The Lord Lyon, currently the respected legal historian David Sellars, has issued a formal note, dismissing the petition as “on the face of it … a surprising proposition” that would give Mr Sturzenegger the same kind of arms as a member of the House of Lords.
The Lord Lyon was particularly surprised that anyone would want to claim the title Earl of Arran, given that it is already held by Scotland’s premier peer, the Duke of Hamilton.
Mr Sturzenegger is one of scores of wealthy men and women, mostly foreign, who have snapped up Scotland’s forgotten feudal titles over the last two decades.
The titles -- most frequently baronies or lordships -- are the only ones of their kind that can be bought and sold, often along with tiny parcels of Scottish land. The earldom of Arran, however, is one of the rarest of the feudal titles, the most senior it is possible to hold.

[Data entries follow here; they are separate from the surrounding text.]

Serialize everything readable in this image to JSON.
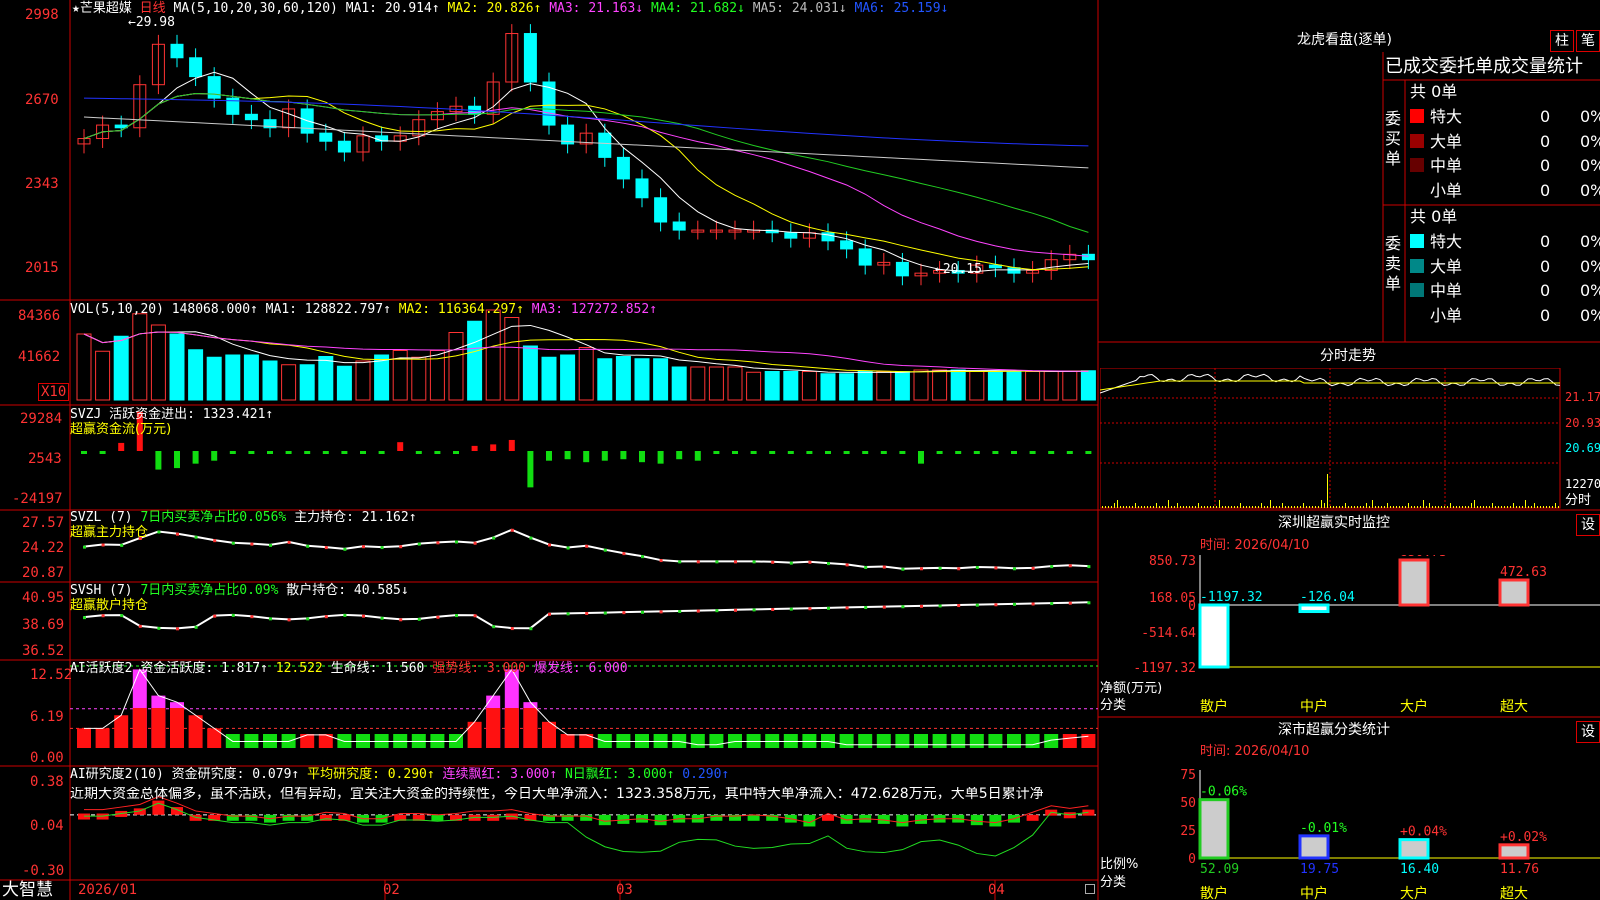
{
  "header": {
    "stock_name": "★芒果超媒",
    "period": "日线",
    "ma_label": "MA(5,10,20,30,60,120)",
    "ma1": "MA1: 20.914↑",
    "ma2": "MA2: 20.826↑",
    "ma3": "MA3: 21.163↓",
    "ma4": "MA4: 21.682↓",
    "ma5": "MA5: 24.031↓",
    "ma6": "MA6: 25.159↓",
    "high_marker": "←29.98",
    "low_marker": "←20.15"
  },
  "price_axis": [
    "2998",
    "2670",
    "2343",
    "2015"
  ],
  "vol": {
    "label": "VOL(5,10,20)",
    "value": "148068.000↑",
    "ma1": "MA1: 128822.797↑",
    "ma2": "MA2: 116364.297↑",
    "ma3": "MA3: 127272.852↑",
    "axis": [
      "84366",
      "41662"
    ],
    "unit": "X10"
  },
  "svzj": {
    "label": "SVZJ  活跃资金进出: 1323.421↑",
    "sub": "超赢资金流(万元)",
    "axis": [
      "29284",
      "2543",
      "-24197"
    ]
  },
  "svzl": {
    "label": "SVZL (7)",
    "pct": "7日内买卖净占比0.056%",
    "hold": "主力持仓: 21.162↑",
    "sub": "超赢主力持仓",
    "axis": [
      "27.57",
      "24.22",
      "20.87"
    ]
  },
  "svsh": {
    "label": "SVSH (7)",
    "pct": "7日内买卖净占比0.09%",
    "hold": "散户持仓: 40.585↓",
    "sub": "超赢散户持仓",
    "axis": [
      "40.95",
      "38.69",
      "36.52"
    ]
  },
  "ai1": {
    "label": "AI活跃度2",
    "v1": "资金活跃度: 1.817↑",
    "v2": "12.522",
    "v3": "生命线: 1.560",
    "v4": "强势线: 3.000",
    "v5": "爆发线: 6.000",
    "axis": [
      "12.52",
      "6.19",
      "0.00"
    ]
  },
  "ai2": {
    "label": "AI研究度2(10)",
    "v1": "资金研究度: 0.079↑",
    "v2": "平均研究度: 0.290↑",
    "v3": "连续飘红: 3.000↑",
    "v4": "N日飘红: 3.000↑",
    "v5": "0.290↑",
    "text": "近期大资金总体偏多，虽不活跃，但有异动，宜关注大资金的持续性，今日大单净流入：1323.358万元，其中特大单净流入：472.628万元，大单5日累计净",
    "axis": [
      "0.38",
      "0.04",
      "-0.30"
    ]
  },
  "time_axis": [
    "2026/01",
    "02",
    "03",
    "04"
  ],
  "brand": "大智慧",
  "lhb": {
    "title": "龙虎看盘(逐单)",
    "btn1": "柱",
    "btn2": "笔",
    "tabs": "已成交委托单成交量统计",
    "buy": {
      "side": "委买单",
      "total": "共 0单",
      "rows": [
        {
          "name": "特大",
          "count": "0",
          "pct": "0%",
          "color": "#ff0000"
        },
        {
          "name": "大单",
          "count": "0",
          "pct": "0%",
          "color": "#990000"
        },
        {
          "name": "中单",
          "count": "0",
          "pct": "0%",
          "color": "#660000"
        },
        {
          "name": "小单",
          "count": "0",
          "pct": "0%",
          "color": ""
        }
      ]
    },
    "sell": {
      "side": "委卖单",
      "total": "共 0单",
      "rows": [
        {
          "name": "特大",
          "count": "0",
          "pct": "0%",
          "color": "#00ffff"
        },
        {
          "name": "大单",
          "count": "0",
          "pct": "0%",
          "color": "#008888"
        },
        {
          "name": "中单",
          "count": "0",
          "pct": "0%",
          "color": "#007777"
        },
        {
          "name": "小单",
          "count": "0",
          "pct": "0%",
          "color": ""
        }
      ]
    }
  },
  "intraday": {
    "title": "分时走势",
    "axis": [
      "21.17",
      "20.93",
      "20.69",
      "12270"
    ],
    "unit": "分时"
  },
  "monitor": {
    "title": "深圳超赢实时监控",
    "btn": "设",
    "time": "时间: 2026/04/10",
    "axis": [
      "850.73",
      "168.05",
      "0",
      "-514.64",
      "-1197.32"
    ],
    "ylabel": "净额(万元)",
    "xlabel": "分类",
    "bars": [
      {
        "name": "散户",
        "value": "-1197.32",
        "num": -1197.32
      },
      {
        "name": "中户",
        "value": "-126.04",
        "num": -126.04
      },
      {
        "name": "大户",
        "value": "850.73",
        "num": 850.73
      },
      {
        "name": "超大",
        "value": "472.63",
        "num": 472.63
      }
    ]
  },
  "classify": {
    "title": "深市超赢分类统计",
    "btn": "设",
    "time": "时间: 2026/04/10",
    "axis": [
      "75",
      "50",
      "25",
      "0"
    ],
    "ylabel": "比例%",
    "xlabel": "分类",
    "bars": [
      {
        "name": "散户",
        "value": "52.09",
        "delta": "-0.06%",
        "num": 52.09
      },
      {
        "name": "中户",
        "value": "19.75",
        "delta": "-0.01%",
        "num": 19.75
      },
      {
        "name": "大户",
        "value": "16.40",
        "delta": "+0.04%",
        "num": 16.4
      },
      {
        "name": "超大",
        "value": "11.76",
        "delta": "+0.02%",
        "num": 11.76
      }
    ]
  },
  "colors": {
    "up": "#ff3333",
    "down": "#00ffff",
    "grid": "#cc0000",
    "ma1": "#ffffff",
    "ma2": "#ffff00",
    "ma3": "#ff44ff",
    "ma4": "#22cc22",
    "ma5": "#cccccc",
    "ma6": "#2233ff"
  },
  "chart_data": {
    "type": "candlestick",
    "close": [
      25.5,
      26.0,
      25.9,
      27.5,
      29.0,
      28.5,
      27.8,
      27.0,
      26.4,
      26.2,
      25.9,
      26.6,
      25.7,
      25.4,
      25.0,
      25.6,
      25.4,
      25.6,
      26.2,
      26.5,
      26.7,
      26.4,
      27.6,
      29.4,
      27.6,
      26.0,
      25.3,
      25.7,
      24.8,
      24.0,
      23.3,
      22.4,
      22.1,
      22.1,
      22.1,
      22.1,
      22.1,
      22.0,
      21.8,
      22.0,
      21.7,
      21.4,
      20.8,
      20.9,
      20.4,
      20.5,
      20.6,
      20.5,
      20.8,
      20.7,
      20.5,
      20.6,
      21.0,
      21.2,
      21.0
    ],
    "volume": [
      88000,
      65000,
      85000,
      115000,
      100000,
      88000,
      67000,
      57000,
      60000,
      60000,
      52000,
      47000,
      47000,
      58000,
      45000,
      52000,
      60000,
      66000,
      57000,
      66000,
      90000,
      105000,
      120000,
      110000,
      72000,
      57000,
      60000,
      70000,
      55000,
      58000,
      55000,
      55000,
      44000,
      44000,
      44000,
      44000,
      37000,
      38000,
      38000,
      38000,
      35000,
      35000,
      38000,
      38000,
      38000,
      40000,
      40000,
      40000,
      38000,
      38000,
      38000,
      38000,
      38000,
      38000,
      39000
    ],
    "flow": [
      2543,
      2543,
      8000,
      29000,
      -10000,
      -9000,
      -6000,
      -4000,
      2543,
      2543,
      2543,
      2543,
      2543,
      2543,
      2543,
      2543,
      2543,
      8500,
      2543,
      2543,
      2543,
      6000,
      7000,
      10000,
      -22000,
      -4000,
      -3000,
      -5000,
      -4000,
      -3000,
      -5000,
      -6000,
      -3000,
      -4000,
      2543,
      2543,
      2543,
      2543,
      2543,
      2543,
      2543,
      2543,
      2543,
      2543,
      2543,
      -6000,
      2543,
      2543,
      2543,
      2543,
      2543,
      2543,
      2543,
      2543,
      2543
    ],
    "ai_act": [
      3,
      3,
      5,
      12,
      8,
      7,
      5,
      3,
      1,
      1,
      1,
      1,
      2,
      2,
      1,
      1,
      1,
      1,
      1,
      1,
      1,
      4,
      8,
      12,
      7,
      4,
      2,
      2,
      1,
      1,
      1,
      1,
      1,
      0.5,
      0.5,
      1,
      1,
      1,
      1,
      1,
      1,
      0.5,
      0.5,
      0.5,
      0.5,
      0.5,
      0.5,
      0.5,
      0.5,
      0.5,
      0.5,
      0.5,
      1.2,
      1.5,
      1.8
    ],
    "ai_res": [
      0.05,
      0.05,
      0.07,
      0.09,
      0.15,
      0.1,
      0.04,
      0.02,
      0.0,
      0.0,
      -0.02,
      0.0,
      0.0,
      0.03,
      0.02,
      -0.02,
      -0.02,
      0.02,
      0.02,
      0.01,
      0.02,
      0.04,
      0.04,
      0.05,
      0.02,
      0.0,
      0.0,
      0.0,
      -0.04,
      -0.03,
      -0.02,
      -0.04,
      -0.02,
      -0.02,
      0.0,
      0.0,
      0.01,
      0.0,
      -0.02,
      -0.05,
      0.02,
      -0.03,
      -0.02,
      -0.03,
      -0.05,
      -0.03,
      -0.02,
      -0.02,
      -0.04,
      -0.05,
      -0.02,
      0.03,
      0.08,
      0.06,
      0.08
    ]
  }
}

There are believed to be only around two dozen feudal earldoms, most held by aristocratic families. Few have sold, usually for very large sums indeed.
Mr Sturzenegger picked his up in 1995 along with a few thousand acres of Arran and the “caput” or title to Lochranza Castle, owned by Historic Scotland.

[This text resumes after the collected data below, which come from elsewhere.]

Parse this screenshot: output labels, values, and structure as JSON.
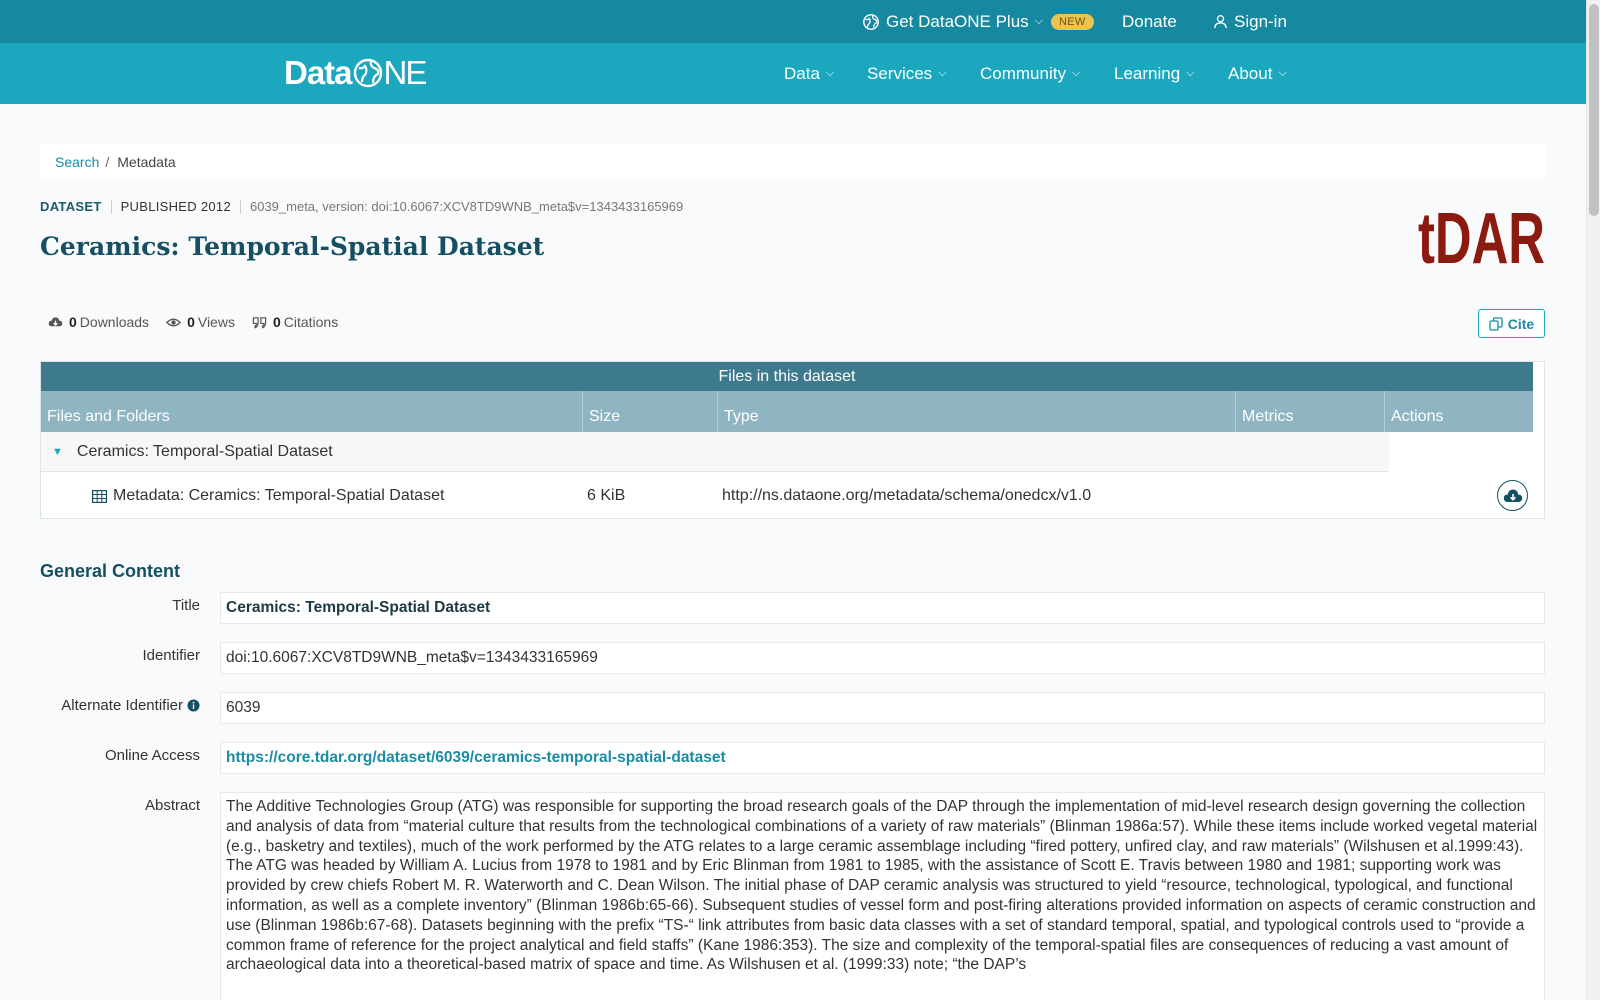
{
  "topbar": {
    "plus_label": "Get DataONE Plus",
    "new_badge": "NEW",
    "donate": "Donate",
    "signin": "Sign-in"
  },
  "navbar": {
    "logo_text_a": "Data",
    "logo_text_b": "NE",
    "items": [
      "Data",
      "Services",
      "Community",
      "Learning",
      "About"
    ]
  },
  "breadcrumb": {
    "search": "Search",
    "separator": "/",
    "current": "Metadata"
  },
  "header": {
    "type": "DATASET",
    "published": "PUBLISHED 2012",
    "version": "6039_meta, version: doi:10.6067:XCV8TD9WNB_meta$v=1343433165969",
    "title": "Ceramics: Temporal-Spatial Dataset",
    "repo_logo_text": "tDAR"
  },
  "stats": {
    "downloads_count": "0",
    "downloads_label": "Downloads",
    "views_count": "0",
    "views_label": "Views",
    "citations_count": "0",
    "citations_label": "Citations",
    "cite_button": "Cite"
  },
  "files": {
    "heading": "Files in this dataset",
    "columns": [
      "Files and Folders",
      "Size",
      "Type",
      "Metrics",
      "Actions"
    ],
    "folder": "Ceramics: Temporal-Spatial Dataset",
    "file": {
      "name": "Metadata: Ceramics: Temporal-Spatial Dataset",
      "size": "6 KiB",
      "type": "http://ns.dataone.org/metadata/schema/onedcx/v1.0"
    }
  },
  "general": {
    "heading": "General Content",
    "title_label": "Title",
    "title_value": "Ceramics: Temporal-Spatial Dataset",
    "identifier_label": "Identifier",
    "identifier_value": "doi:10.6067:XCV8TD9WNB_meta$v=1343433165969",
    "alt_identifier_label": "Alternate Identifier",
    "alt_identifier_value": "6039",
    "online_access_label": "Online Access",
    "online_access_value": "https://core.tdar.org/dataset/6039/ceramics-temporal-spatial-dataset",
    "abstract_label": "Abstract",
    "abstract_value": "The Additive Technologies Group (ATG) was responsible for supporting the broad research goals of the DAP through the implementation of mid-level research design governing the collection and analysis of data from “material culture that results from the technological combinations of a variety of raw materials” (Blinman 1986a:57). While these items include worked vegetal material (e.g., basketry and textiles), much of the work performed by the ATG relates to a large ceramic assemblage including “fired pottery, unfired clay, and raw materials” (Wilshusen et al.1999:43). The ATG was headed by William A. Lucius from 1978 to 1981 and by Eric Blinman from 1981 to 1985, with the assistance of Scott E. Travis between 1980 and 1981; supporting work was provided by crew chiefs Robert M. R. Waterworth and C. Dean Wilson. The initial phase of DAP ceramic analysis was structured to yield “resource, technological, typological, and functional information, as well as a complete inventory” (Blinman 1986b:65-66). Subsequent studies of vessel form and post-firing alterations provided information on aspects of ceramic construction and use (Blinman 1986b:67-68). Datasets beginning with the prefix “TS-“ link attributes from basic data classes with a set of standard temporal, spatial, and typological controls used to “provide a common frame of reference for the project analytical and field staffs” (Kane 1986:353). The size and complexity of the temporal-spatial files are consequences of reducing a vast amount of archaeological data into a theoretical-based matrix of space and time. As Wilshusen et al. (1999:33) note; “the DAP’s"
  },
  "colors": {
    "topbar": "#16889f",
    "navbar": "#1ba7bd",
    "files_header": "#3e7a8d",
    "files_columns": "#8fb4c2",
    "title": "#154f62",
    "tdar_logo": "#8b1a10",
    "new_badge": "#e9c451"
  }
}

Mr Sturzenegger has been trying to get himself effectively declared an earl since 2000. In 2001, as part of a compromise deal with the then Lord Lyon, he successfully petitioned to have himself accepted by the Lord Lyon as “Sturzenegger of Arran, holder of the territorial Earldom of Arran”.

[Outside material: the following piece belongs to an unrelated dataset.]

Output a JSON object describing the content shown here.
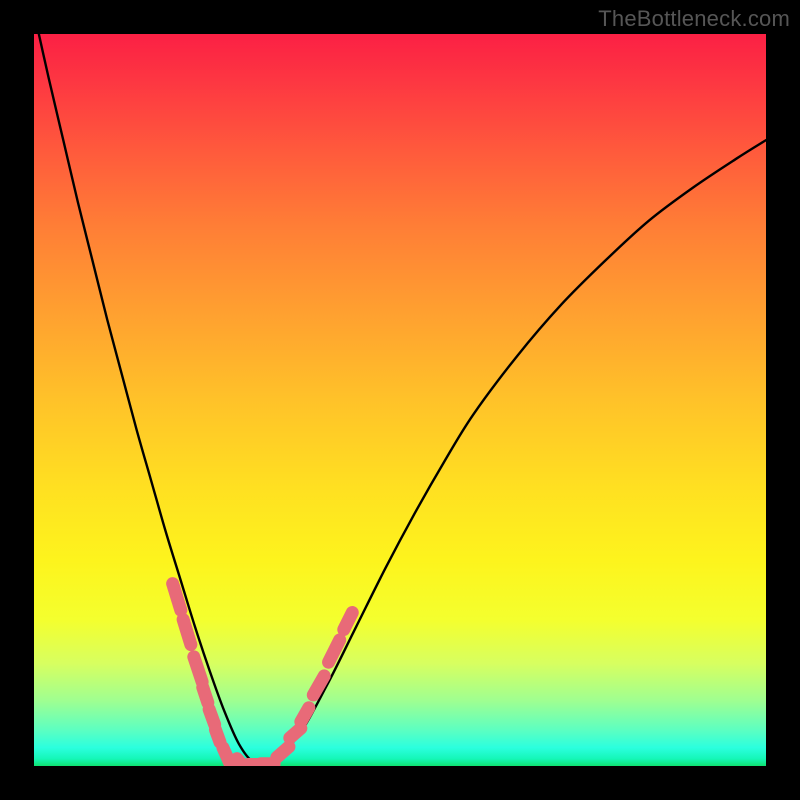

That name, granted in 2001, came with a coat of arms that includes the additaments -- or “bells and whistles” as some heraldry experts call them -- of a baron, but not an earl.
His latest bid to receive the full title was formally turned down in May. His appeal has now been lodged at the Court of Session and is likely to be heard by the end of his year.
Douglas Millar, partner and head of litigation at Edinburgh law firm Lindsays, believes the current Lord Lyon has misinterpreted changes made to Scots law when feudalism was formally and finally abolished in 2004.
Mr Millar said: “On a proper reading of the change in the law, we believe that Herr Sturzenegger is still entitled to obtain the arms he is seeking.
“There are a number of grounds of appeal but another main one is that we argue -- and we do this in the most respectful of ways -- that the Lord Lyon erred in saying that a feudal earldom was not always recognised as a dignity.”
Mr Sturzenegger himself was not available for comment.
Little is known about the millionaire, other than he once commissioned some of Switzerland’s finest watchmakers to produce the world’s most complex mechanical timepiece.
The “real” Earl of Arran, the Duke of Hamilton, succeeded to the title earlier this year following the death of the 15th duke.
The current duke, Alexander Douglas Douglas-Hamilton, declined to comment on the forthcoming case.